When I left home in December, I was excited for a trip to the Middle East. I was not thinking about Botswana yet as there was simply too much to think about already. Once I had been overseas for a month and it was time for my family to go home, I began to feel nervous and excited at the same time.
I had two days of traveling ahead of me before I made it to Gaborone (Gabs), Botswana, in the southern part of Africa. Botswana is a landlocked country that is fairly wealthy due to diamonds (which weren’t found until after the British had given them independence) and safe when compared to other countries in South Africa. This is not to say that Botswana doesn’t have its problems. One of the main threats is robbery - I have been here three weeks and I know three people who have been robbed. The rate of HIV/AIDS infection is about 40% of the population, which is one of the worst rates in the world.
Once I arrived I wasn’t sure what to expect. I had the name of the person who was going to meet me, Olefile, but didn’t know what Olefile looked like and didn’t even know if Olefile was a man or a woman. I walked out of the airport and was swarmed with people asking if I needed a taxi but I saw no one that looked like they were there to pick me up. About five minutes later a man, who looked like he was in his early twenties, walked over and asked if I was ‘Miss Banister’ which I later figured out was because he couldn’t pronounce my first name. Because of this he gave me a Setswana name: ‘Bontle’, pronounced ‘Bonkle’, which means beauty.
I lived by myself for the first three days and once the other students arrived we began orientation. We were shown around Gabs on the kombi (mini bus) and got many stares because white people here apparently don’t use public transportation. At one point my friend was walking through the bus rank (bus station) and there was a guy on a megaphone who yelled over the megaphone “lekgoa” which is used kindly to refer to a white person. One boy on the kombi who was sitting in front of me just turned around and stared at me the whole time; while another time a girl sat behind me stroking my hair. After three weeks I am getting used to the yells and the stares - the people don’t do it to be rude, they are just curious.
On my second week in Gabs I started my volunteer job at the Cancer Association of Botswana. When I arrived I knew I would be organizing fundraisers and leisure activities for the patients.
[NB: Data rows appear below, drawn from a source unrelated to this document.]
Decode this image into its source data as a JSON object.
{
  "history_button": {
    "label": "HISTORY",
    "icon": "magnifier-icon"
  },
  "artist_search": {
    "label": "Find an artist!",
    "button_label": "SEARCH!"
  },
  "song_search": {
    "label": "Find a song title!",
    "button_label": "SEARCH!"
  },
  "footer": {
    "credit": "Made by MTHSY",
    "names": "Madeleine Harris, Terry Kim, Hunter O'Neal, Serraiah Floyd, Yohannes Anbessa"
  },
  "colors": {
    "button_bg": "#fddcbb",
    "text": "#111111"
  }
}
However, I never realized the difficulties I would have in implementing these programs. The difficulties in getting these programs off the ground are much different than at home. One consideration is that the pace of life here is VERY slow. When a meeting is set it will generally not happen until at least an hour afterwards. For example, I had one meeting set for Monday afternoon and on Monday morning it was changed until Tuesday afternoon. My boss and I showed up on Tuesday afternoon and no one was there so we called the woman and she simply said, “sorry I am at home lets do it tomorrow”. Finally, on Wednesday afternoon the meeting took place. And what came of that meeting? I’ll let you know in the second entry of my series and I promise the entry will not come on Botswana time!